Surprisingly one of my biggest costs running a serverless application has been the CloudTrail bill. Let’s look at some methods we can employ to keep this under control.
The best place to start troubleshooting this is to look at the cost breakdown. Using a profile that has access to billing navigate to Billing > Bills > Charges by Service.
You should see something like the following…
We can see a couple interesting things here. We have three different kinds of events, and two of them have an identical event count. That suggests that we are paying for a duplicate of an event record that should be free.
Let’s discuss the three types of events that we see in this billing breakdown.
Data Events record API actions that access or modify resources in your AWS account, such as retrieving an object from an S3 bucket or modifying a DynamoDB table, AWS SDKs, command line tools, and other AWS services.
Management events are very similar but they record “management level events”, such as resource creation (EG creating a new S3 bucket). They also record additional detail, not only what happened, but information about who performed the action.
The breakdown on what is considered to be a Data Event and Managment Event seems to be a bit blurry. For example programmatically adding a new file to an S3 bucket is considered to be a data event. Programmatically creating a Glue table partition is a management event. 🤷♂️
The second two event types that we see in the billing console FreeEventsRecorded and PaidEventsRecorded are both Management Events.
In short, the first copy of every management event is stored free. Additional copies of those event cost money.
Somewhere in our settings we have enabled a copy of Management Event records unnecessarily. Let’s see if we can track that down.
If we navigate to CloudTrail > Trails we can find the culprits.
We have two trails here and I can tell right away that it is going to be the step functions trail that is causing this issue.
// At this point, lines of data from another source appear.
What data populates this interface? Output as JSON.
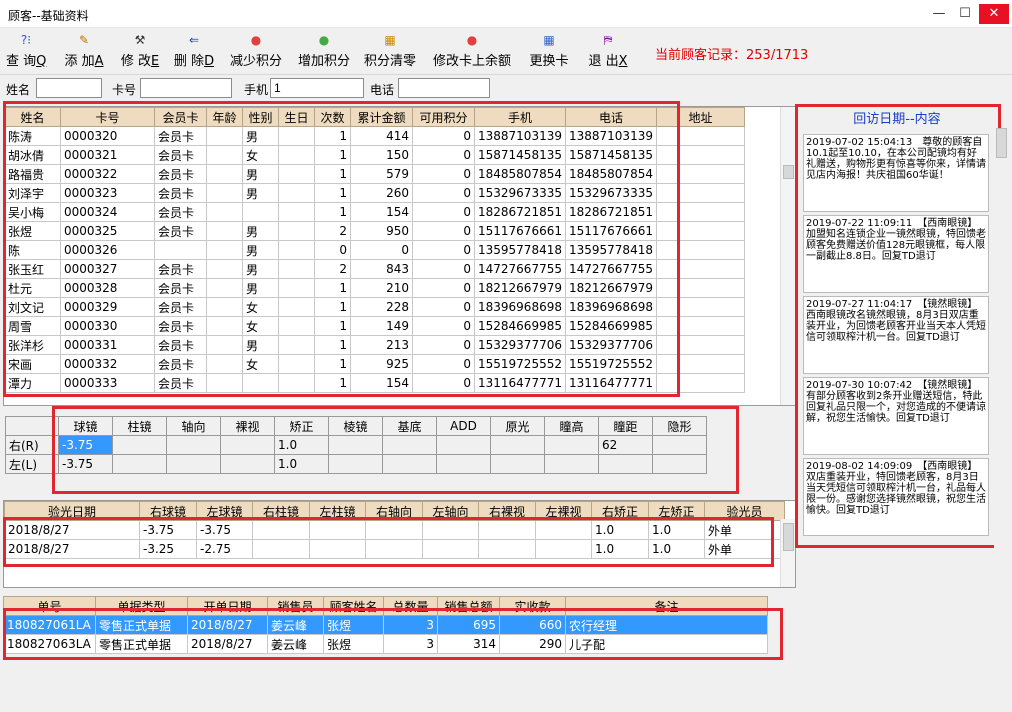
{
  "window": {
    "title": "顾客--基础资料",
    "minimize": "—",
    "maximize": "☐",
    "close": "✕"
  },
  "toolbar": [
    {
      "icon": "?⁝",
      "label": "查 询",
      "key": "Q"
    },
    {
      "icon": "✎",
      "label": "添 加",
      "key": "A"
    },
    {
      "icon": "⚒",
      "label": "修 改",
      "key": "E"
    },
    {
      "icon": "⇐",
      "label": "删 除",
      "key": "D"
    },
    {
      "icon": "●",
      "label": "减少积分",
      "key": ""
    },
    {
      "icon": "●",
      "label": "增加积分",
      "key": ""
    },
    {
      "icon": "▦",
      "label": "积分清零",
      "key": ""
    },
    {
      "icon": "●",
      "label": "修改卡上余额",
      "key": ""
    },
    {
      "icon": "▦",
      "label": "更换卡",
      "key": ""
    },
    {
      "icon": "⛿",
      "label": "退 出",
      "key": "X"
    }
  ],
  "record_text": "当前顾客记录：253/1713",
  "filter": {
    "name_label": "姓名",
    "name_value": "",
    "card_label": "卡号",
    "card_value": "",
    "mobile_label": "手机",
    "mobile_value": "1",
    "phone_label": "电话",
    "phone_value": ""
  },
  "customers": {
    "headers": [
      "姓名",
      "卡号",
      "会员卡",
      "年龄",
      "性别",
      "生日",
      "次数",
      "累计金额",
      "可用积分",
      "手机",
      "电话",
      "地址"
    ],
    "rows": [
      [
        "陈涛",
        "0000320",
        "会员卡",
        "",
        "男",
        "",
        "1",
        "414",
        "0",
        "13887103139",
        "13887103139",
        ""
      ],
      [
        "胡冰倩",
        "0000321",
        "会员卡",
        "",
        "女",
        "",
        "1",
        "150",
        "0",
        "15871458135",
        "15871458135",
        ""
      ],
      [
        "路福贵",
        "0000322",
        "会员卡",
        "",
        "男",
        "",
        "1",
        "579",
        "0",
        "18485807854",
        "18485807854",
        ""
      ],
      [
        "刘泽宇",
        "0000323",
        "会员卡",
        "",
        "男",
        "",
        "1",
        "260",
        "0",
        "15329673335",
        "15329673335",
        ""
      ],
      [
        "吴小梅",
        "0000324",
        "会员卡",
        "",
        "",
        "",
        "1",
        "154",
        "0",
        "18286721851",
        "18286721851",
        ""
      ],
      [
        "张煜",
        "0000325",
        "会员卡",
        "",
        "男",
        "",
        "2",
        "950",
        "0",
        "15117676661",
        "15117676661",
        ""
      ],
      [
        "陈",
        "0000326",
        "",
        "",
        "男",
        "",
        "0",
        "0",
        "0",
        "13595778418",
        "13595778418",
        ""
      ],
      [
        "张玉红",
        "0000327",
        "会员卡",
        "",
        "男",
        "",
        "2",
        "843",
        "0",
        "14727667755",
        "14727667755",
        ""
      ],
      [
        "杜元",
        "0000328",
        "会员卡",
        "",
        "男",
        "",
        "1",
        "210",
        "0",
        "18212667979",
        "18212667979",
        ""
      ],
      [
        "刘文记",
        "0000329",
        "会员卡",
        "",
        "女",
        "",
        "1",
        "228",
        "0",
        "18396968698",
        "18396968698",
        ""
      ],
      [
        "周雪",
        "0000330",
        "会员卡",
        "",
        "女",
        "",
        "1",
        "149",
        "0",
        "15284669985",
        "15284669985",
        ""
      ],
      [
        "张洋杉",
        "0000331",
        "会员卡",
        "",
        "男",
        "",
        "1",
        "213",
        "0",
        "15329377706",
        "15329377706",
        ""
      ],
      [
        "宋画",
        "0000332",
        "会员卡",
        "",
        "女",
        "",
        "1",
        "925",
        "0",
        "15519725552",
        "15519725552",
        ""
      ],
      [
        "潭力",
        "0000333",
        "会员卡",
        "",
        "",
        "",
        "1",
        "154",
        "0",
        "13116477771",
        "13116477771",
        ""
      ]
    ]
  },
  "vision": {
    "headers": [
      "",
      "球镜",
      "柱镜",
      "轴向",
      "裸视",
      "矫正",
      "棱镜",
      "基底",
      "ADD",
      "原光",
      "瞳高",
      "瞳距",
      "隐形"
    ],
    "rows": [
      [
        "右(R)",
        "-3.75",
        "",
        "",
        "",
        "1.0",
        "",
        "",
        "",
        "",
        "",
        "62",
        ""
      ],
      [
        "左(L)",
        "-3.75",
        "",
        "",
        "",
        "1.0",
        "",
        "",
        "",
        "",
        "",
        "",
        ""
      ]
    ]
  },
  "optometry": {
    "headers": [
      "验光日期",
      "右球镜",
      "左球镜",
      "右柱镜",
      "左柱镜",
      "右轴向",
      "左轴向",
      "右裸视",
      "左裸视",
      "右矫正",
      "左矫正",
      "验光员"
    ],
    "rows": [
      [
        "2018/8/27",
        "-3.75",
        "-3.75",
        "",
        "",
        "",
        "",
        "",
        "",
        "1.0",
        "1.0",
        "外单"
      ],
      [
        "2018/8/27",
        "-3.25",
        "-2.75",
        "",
        "",
        "",
        "",
        "",
        "",
        "1.0",
        "1.0",
        "外单"
      ]
    ]
  },
  "orders": {
    "headers": [
      "单号",
      "单据类型",
      "开单日期",
      "销售员",
      "顾客姓名",
      "总数量",
      "销售总额",
      "实收款",
      "备注"
    ],
    "rows": [
      [
        "180827061LA",
        "零售正式单据",
        "2018/8/27",
        "姜云峰",
        "张煜",
        "3",
        "695",
        "660",
        "农行经理"
      ],
      [
        "180827063LA",
        "零售正式单据",
        "2018/8/27",
        "姜云峰",
        "张煜",
        "3",
        "314",
        "290",
        "儿子配"
      ]
    ]
  },
  "followup": {
    "title": "回访日期--内容",
    "notes": [
      "2019-07-02 15:04:13　尊敬的顾客自10.1起至10.10，在本公司配镜均有好礼赠送，购物形更有惊喜等你来，详情请见店内海报！共庆祖国60华诞！",
      "2019-07-22 11:09:11　【西南眼镜】加盟知名连锁企业一镜然眼镜，特回馈老顾客免费赠送价值128元眼镜框，每人限一副截止8.8日。回复TD退订",
      "2019-07-27 11:04:17　【镜然眼镜】西南眼镜改名镜然眼镜，8月3日双店重装开业，为回馈老顾客开业当天本人凭短信可领取榨汁机一台。回复TD退订",
      "2019-07-30 10:07:42　【镜然眼镜】有部分顾客收到2条开业赠送短信，特此回复礼品只限一个，对您造成的不便请谅解，祝您生活愉快。回复TD退订",
      "2019-08-02 14:09:09　【西南眼镜】双店重装开业，特回馈老顾客，8月3日当天凭短信可领取榨汁机一台，礼品每人限一份。感谢您选择镜然眼镜，祝您生活愉快。回复TD退订"
    ]
  }
}
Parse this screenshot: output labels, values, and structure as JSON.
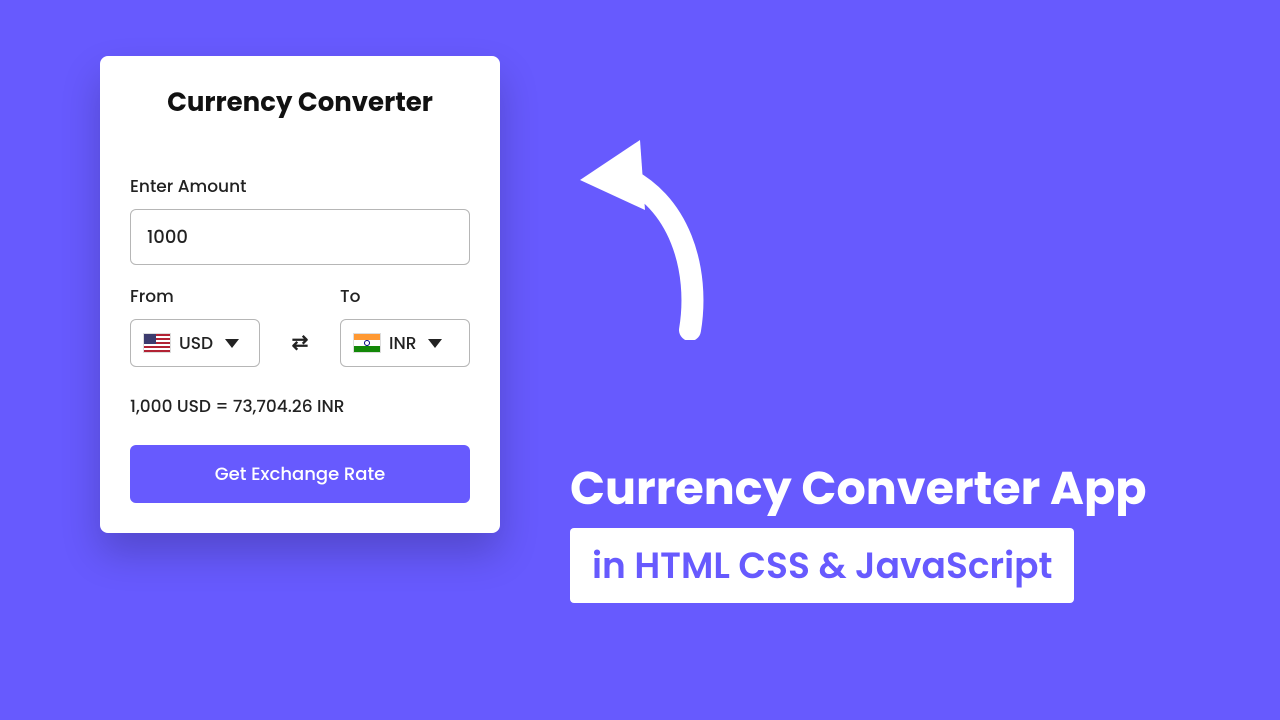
{
  "card": {
    "title": "Currency Converter",
    "amount_label": "Enter Amount",
    "amount_value": "1000",
    "from_label": "From",
    "to_label": "To",
    "from_currency": "USD",
    "to_currency": "INR",
    "result": "1,000 USD = 73,704.26 INR",
    "button_label": "Get Exchange Rate"
  },
  "hero": {
    "title": "Currency Converter App",
    "subtitle": "in HTML CSS & JavaScript"
  },
  "icons": {
    "swap": "⇄",
    "from_flag": "us",
    "to_flag": "in"
  }
}
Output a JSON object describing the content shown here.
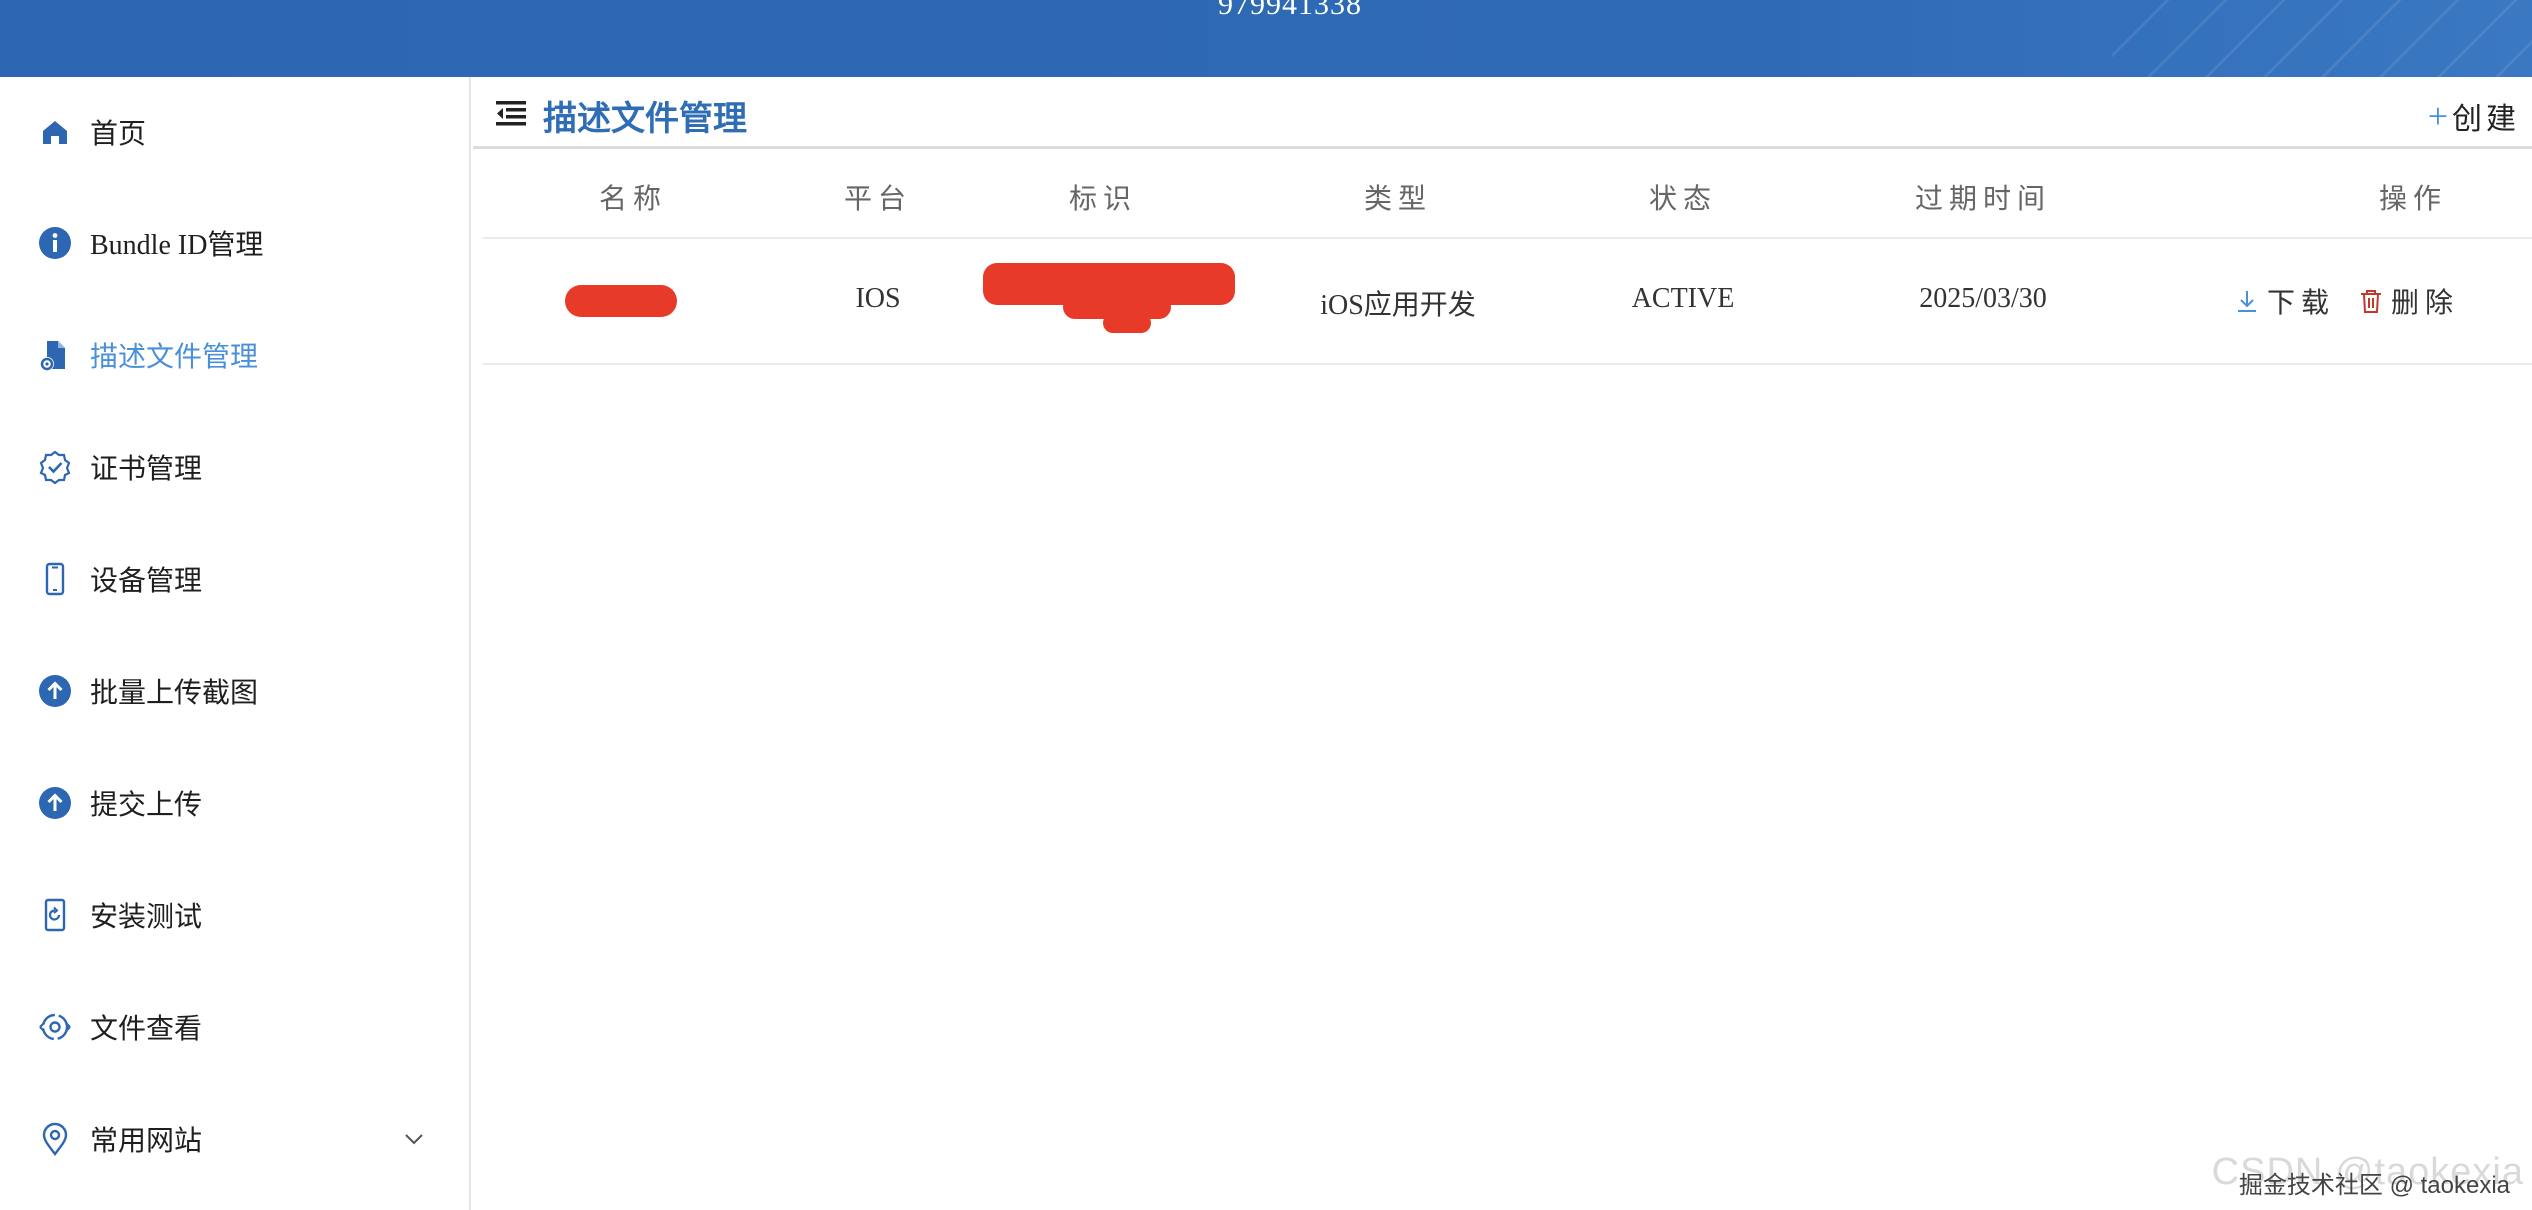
{
  "topbar": {
    "title": "979941338"
  },
  "sidebar": {
    "items": [
      {
        "label": "首页",
        "icon": "home-icon"
      },
      {
        "label": "Bundle ID管理",
        "icon": "info-icon"
      },
      {
        "label": "描述文件管理",
        "icon": "file-settings-icon",
        "active": true
      },
      {
        "label": "证书管理",
        "icon": "certificate-badge-icon"
      },
      {
        "label": "设备管理",
        "icon": "phone-icon"
      },
      {
        "label": "批量上传截图",
        "icon": "upload-icon"
      },
      {
        "label": "提交上传",
        "icon": "upload-icon"
      },
      {
        "label": "安装测试",
        "icon": "install-refresh-icon"
      },
      {
        "label": "文件查看",
        "icon": "file-view-icon"
      },
      {
        "label": "常用网站",
        "icon": "location-pin-icon",
        "expandable": true
      }
    ]
  },
  "header": {
    "title": "描述文件管理",
    "create_label": "创建",
    "create_icon": "+"
  },
  "table": {
    "columns": [
      "名称",
      "平台",
      "标识",
      "类型",
      "状态",
      "过期时间",
      "操作"
    ],
    "rows": [
      {
        "name": "",
        "platform": "IOS",
        "identifier": "",
        "type": "iOS应用开发",
        "status": "ACTIVE",
        "expires": "2025/03/30",
        "actions": {
          "download": "下载",
          "delete": "删除"
        }
      }
    ]
  },
  "watermark": {
    "back": "CSDN @taokexia",
    "front": "掘金技术社区 @ taokexia"
  },
  "colors": {
    "topbar": "#2f6ab6",
    "accent": "#4a90d9",
    "title": "#2f6db5",
    "delete": "#c0392b",
    "redaction": "#e83a28"
  }
}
The cognito logs will have nowhere near the volume of the step functions trails.
If we examine this trail we have a couple of options. We could simply disable the tracking of Data Events, which we can see here this trail is tracking all read/write events on all buckets. We could make this more specific, so only track specific buckets.
Or we could choose to disable this trail entirely. Now that we understand that this trail is actually a duplicate copy of all management event logs, that seems like the best option for us.